Closure of Automated Fulfillment Centers Affects Jobs Across Three States

E-commerce Growth and Challenges Kroger's e-commerce sales increased by 16% in the second quarter, marking five consecutive quarters of double-digit growth. Kroger will close three automated fulfillment centers in Wisconsin, Maryland, and Florida by February 1, 2026, resulting in 1,596 job cuts, including 450 customer service delivery drivers. In Pleasant Prairie, Wisconsin, 211 positions will be cut.

Kroger has announced the planned closure of three automated fulfillment centers located in Wisconsin, Maryland, and Florida, with the shutdown scheduled for January 2026. This decision will significantly impact the workforce, resulting in the elimination of numerous jobs across these facilities.

Impact on Employment

The closures will lead to substantial job losses in the affected areas. In Pleasant Prairie, Wisconsin, 211 positions will be cut. Meanwhile, the Groveland, Florida facility will see a reduction of 935 jobs. Additionally, 450 customer service delivery drivers will be laid off, contributing to a total of 468 jobs lost across the three fulfillment centers. The facilities are set to close officially on February 1.
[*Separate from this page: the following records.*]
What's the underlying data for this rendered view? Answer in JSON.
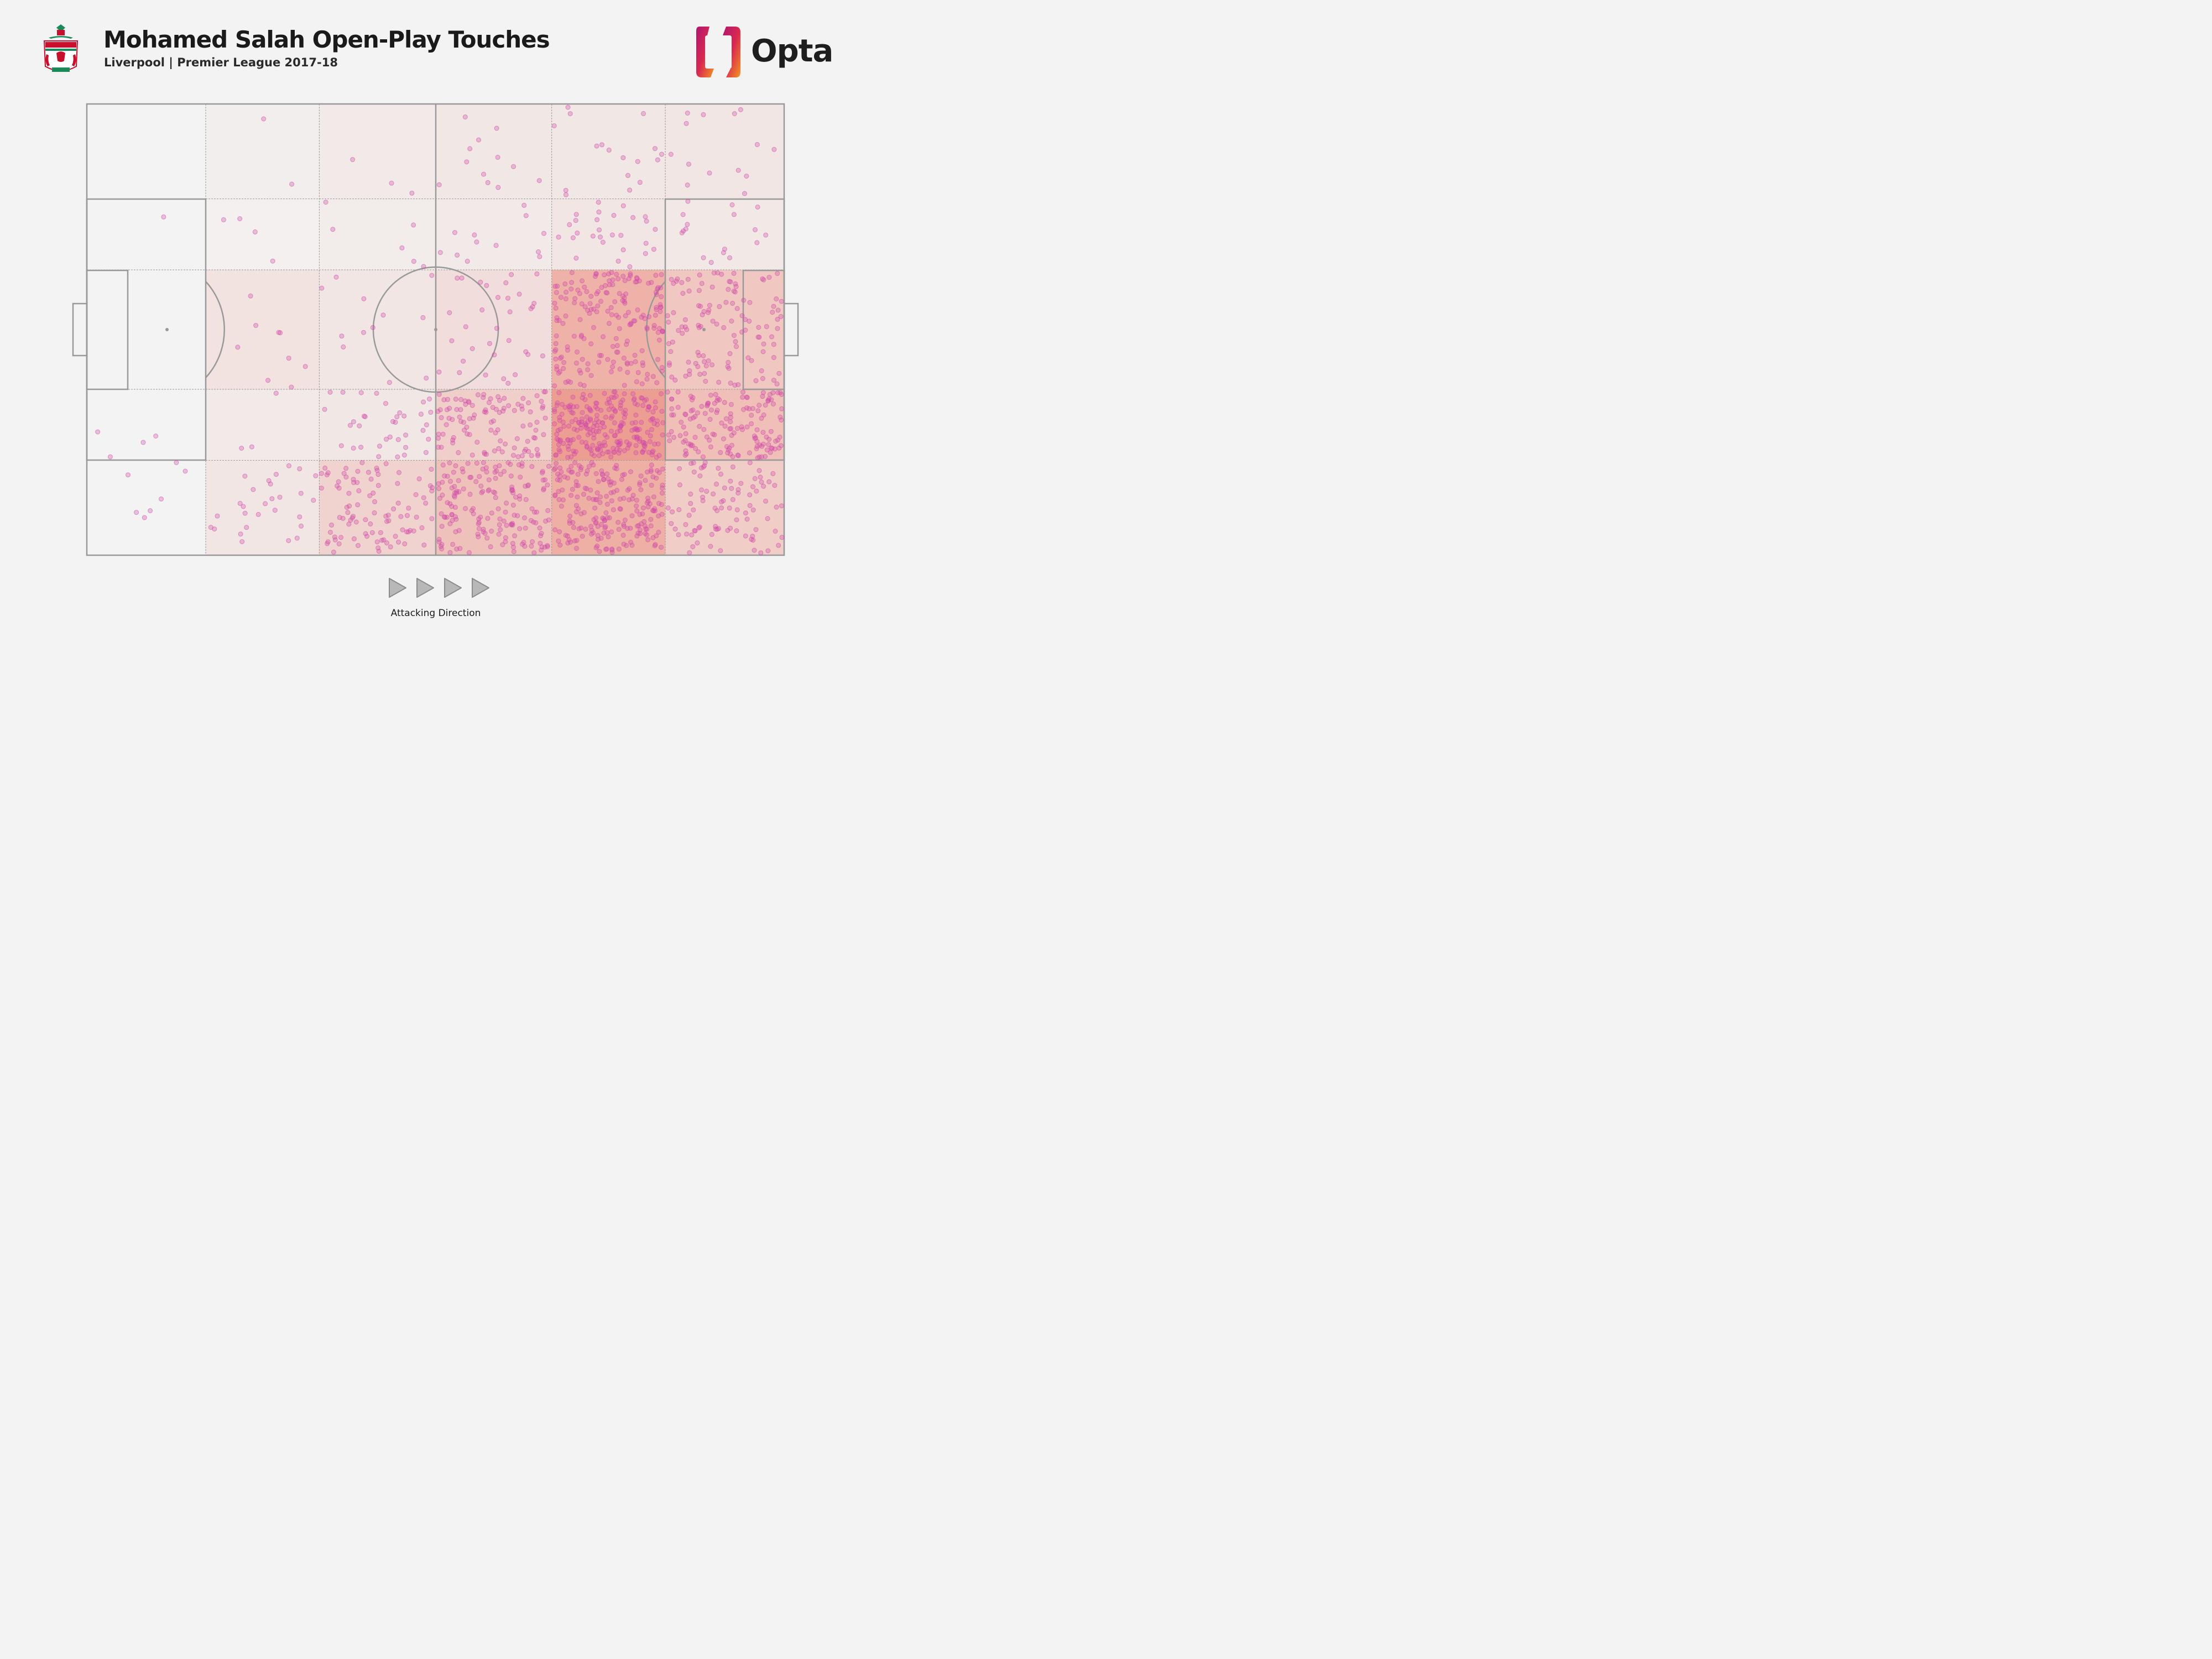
{
  "header": {
    "title": "Mohamed Salah Open-Play Touches",
    "subtitle": "Liverpool | Premier League 2017-18",
    "team_crest_icon": "liverpool-crest-icon",
    "brand": "Opta",
    "brand_icon": "opta-logo-icon"
  },
  "footer": {
    "direction_label": "Attacking Direction",
    "direction_icon": "play-arrow-icon",
    "arrow_count": 4
  },
  "colors": {
    "background": "#f3f3f3",
    "pitch_lines": "#999999",
    "touch_dot": "#d04aa8",
    "zone_heat": "#e8503a",
    "opta_gradient": [
      "#c4197a",
      "#f28b20"
    ]
  },
  "chart_data": {
    "type": "scatter",
    "title": "Mohamed Salah Open-Play Touches",
    "subtitle": "Liverpool | Premier League 2017-18",
    "pitch": {
      "length": 105,
      "width": 68,
      "attacking_direction": "left-to-right",
      "zone_columns": 6,
      "zone_rows": 5,
      "column_edges_m": [
        0,
        17.9,
        35,
        52.5,
        70,
        87.1,
        105
      ],
      "row_edges_m": [
        0,
        14.3,
        25,
        43,
        53.7,
        68
      ]
    },
    "zones": {
      "heat": [
        [
          0.0,
          0.03,
          0.05,
          0.07,
          0.07,
          0.08
        ],
        [
          0.0,
          0.02,
          0.04,
          0.05,
          0.08,
          0.06
        ],
        [
          0.0,
          0.1,
          0.08,
          0.13,
          0.4,
          0.27
        ],
        [
          0.0,
          0.05,
          0.07,
          0.22,
          0.52,
          0.32
        ],
        [
          0.0,
          0.08,
          0.2,
          0.3,
          0.42,
          0.23
        ]
      ],
      "counts": [
        [
          0,
          2,
          3,
          12,
          17,
          14
        ],
        [
          1,
          4,
          6,
          12,
          28,
          17
        ],
        [
          0,
          9,
          12,
          33,
          190,
          120
        ],
        [
          4,
          3,
          36,
          105,
          245,
          150
        ],
        [
          7,
          28,
          95,
          175,
          220,
          95
        ]
      ]
    },
    "x_range_m": [
      0,
      105
    ],
    "y_range_m": [
      0,
      68
    ],
    "legend": "none",
    "grid": true
  }
}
Strategic Business Adjustments

Despite the current unprofitability of Kroger's e-commerce operations, the company has experienced digital sales growth that surpasses its same-store sales growth. This strategic move to close certain fulfillment centers aims to enhance delivery services and streamline operations. Kroger has been working in partnership with Ocado since 2018 to advance its technological capabilities in the grocery sector.

Facility Background and Future Plans

The affected fulfillment centers have been relatively new additions to Kroger's operational infrastructure. The Groveland facility commenced operations in June 2021, followed by the Pleasant Prairie center in June 2022, and the Frederick, Maryland location in June 2023. Despite these closures, Kroger plans to open two new customer fulfillment centers in Charlotte, North Carolina, and Phoenix, Arizona, during fiscal 2026. Additionally, the company intends to pilot store-based automation to continue enhancing its service capabilities.

E-commerce Growth and Challenges

Kroger's e-commerce sales increased by 16% in the second quarter, marking five consecutive quarters of double-digit growth. The company continues to face challenges in making its digital operations profitable. The decision to close these fulfillment centers is part of a broader strategy to improve efficiency and delivery performance while exploring new technological innovations in the grocery retail space.

Kroger's adjustments reflect a strategic response to the evolving landscape of grocery retail, aiming to better align its operations with current market demands and technological advancements.